Some of Dad's habits remain steadfast. He sits at the table three times a day even if he doesn't eat anything. He has a cocktail at 6pm every evening, followed by dinner and a cup of coffee which lately he's let get cold. He wants company but not necessarily conversation. So while he sits I puzzle.

Sometimes I can draw him out of his whatever reverie he's in with questions like "what's a four letter word for ....?" or "How do you spell ....?" or "Who wrote Stormy Monday?"He can't remember when he took his last pain pill, but nine times out of ten he'll give me the right answer to the puzzle, sometimes in French or German. A few years ago I would have scoffed at the idea that my father and I would share the fine art of crossword puzzles. In fact I might have scoffed at the idea of us sharing anything but punches - word punches, but painful jabs nonetheless. Now I kind of look forward to the time we spend together at the table.

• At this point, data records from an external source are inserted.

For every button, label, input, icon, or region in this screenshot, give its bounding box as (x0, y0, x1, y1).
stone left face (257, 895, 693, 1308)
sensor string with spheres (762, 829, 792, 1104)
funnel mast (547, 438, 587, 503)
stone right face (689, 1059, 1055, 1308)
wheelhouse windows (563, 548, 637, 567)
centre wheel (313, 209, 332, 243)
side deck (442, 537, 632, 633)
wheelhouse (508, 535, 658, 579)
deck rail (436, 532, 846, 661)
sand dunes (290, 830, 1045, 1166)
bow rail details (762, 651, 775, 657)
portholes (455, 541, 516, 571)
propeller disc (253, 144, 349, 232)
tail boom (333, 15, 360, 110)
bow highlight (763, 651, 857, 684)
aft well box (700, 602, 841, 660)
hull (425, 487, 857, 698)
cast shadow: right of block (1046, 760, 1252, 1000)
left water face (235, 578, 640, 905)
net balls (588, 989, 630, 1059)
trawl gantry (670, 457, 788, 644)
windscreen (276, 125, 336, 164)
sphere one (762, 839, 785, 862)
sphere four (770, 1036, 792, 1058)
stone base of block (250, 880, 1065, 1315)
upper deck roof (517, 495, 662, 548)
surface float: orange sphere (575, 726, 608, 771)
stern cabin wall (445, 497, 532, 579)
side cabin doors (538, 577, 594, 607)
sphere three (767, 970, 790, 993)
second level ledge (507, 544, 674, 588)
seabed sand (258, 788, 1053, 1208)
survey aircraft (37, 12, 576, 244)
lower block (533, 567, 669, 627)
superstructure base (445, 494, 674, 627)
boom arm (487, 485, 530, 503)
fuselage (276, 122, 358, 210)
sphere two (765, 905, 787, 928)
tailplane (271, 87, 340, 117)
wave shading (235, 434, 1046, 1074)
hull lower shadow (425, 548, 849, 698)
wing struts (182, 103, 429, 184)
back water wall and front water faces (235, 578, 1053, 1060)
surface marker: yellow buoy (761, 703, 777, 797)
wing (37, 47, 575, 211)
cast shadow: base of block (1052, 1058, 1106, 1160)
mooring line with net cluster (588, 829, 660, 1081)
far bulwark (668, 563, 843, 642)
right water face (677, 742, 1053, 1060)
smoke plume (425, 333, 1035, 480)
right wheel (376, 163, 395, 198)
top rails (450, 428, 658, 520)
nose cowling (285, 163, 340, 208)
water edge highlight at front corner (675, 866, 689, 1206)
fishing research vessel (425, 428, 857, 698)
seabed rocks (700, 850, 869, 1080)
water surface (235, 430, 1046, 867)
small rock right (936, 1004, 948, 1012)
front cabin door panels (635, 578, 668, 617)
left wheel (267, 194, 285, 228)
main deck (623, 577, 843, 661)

My parents had a 1950's kind of relationship. Dad worked outside the home. Mom's domain was inside. That changed some when mom got sick, but for all the time my sisters and I were growing up, we looked to our mother for how to do "girl" things. Mom taught us to sew and cook, how to put on lipstick, make a bed, and fold fitted sheets. It never occurred to me (and I think I speak for my sisters) to ask Dad how to use a hammer, or a power saw, or a lawn mower. We were never invited into his hobby world of photography, aquariums, guns (thank you Jesus) and Heath kits. I always thought it was because we were girls, and girls did girl things. Maybe it was because we didn't ask to be included. Maybe we should have just joined in without invitation.

When my Dad passes to the great beyond, there will be a lot of time spent divvying up his things. It gives me the creeps but they've got to go somewhere and that's what family's do, isn't it? Take small, sometimes insignificant things of a person's life - a coffee mug, a pocket knife, a pen that writes upside down, an out of date red dictionary with print so small it can barely be read, an engraved money clip - and hold onto them in order to keep the person close for just a little bit longer. Then after the sadness has eased and the mind begins to let go, the things are shuffled around in drawers and only brought out on occasions when the heart remembers.

There's still a stack of crossword puzzles on the hall table. Dad might not, probably won't, crack the cover. But I'll leave them there for the time when I'm sitting at the kitchen table with nothing else to do.

Wishing for you time spent well with someone you love,
Merry ME


Cartoon copied from: http://www.primate.wisc.edu/people/hamel/cp.html




Comments

Pamela Jones said…
For Merry's Dad:

Q. What's a four-letter word for loving and devoted daughter?
A. Mary
AkasaWolfSong said…
Awww Pam..that was a beautiful thing to share!

Mary...I am not good with crossword at all and I have a love of words beyond the normal, lol.

I love it that you and your Father have found that time with one another.

As for the dispensing of personal items it is hard but my Sisters and I had a lottery system going when my Dad passed...filled a cup full of our names and would pick an item and then pull the name from the cup. We ended up giggling and reminiscing and by the time we were finished it felt like we had payed honor to our Dad. And you are so right that eventually those items get put into a drawer...I have some of my Dads medals in my drawers as we speak, and sometimes take them out for Firekeeper to look at. He loves them and so I will pass them on to him soon.

Life is funny isn't it? I wish for you a day filled with peace and joy Mary and more 'loving moments' with your Father.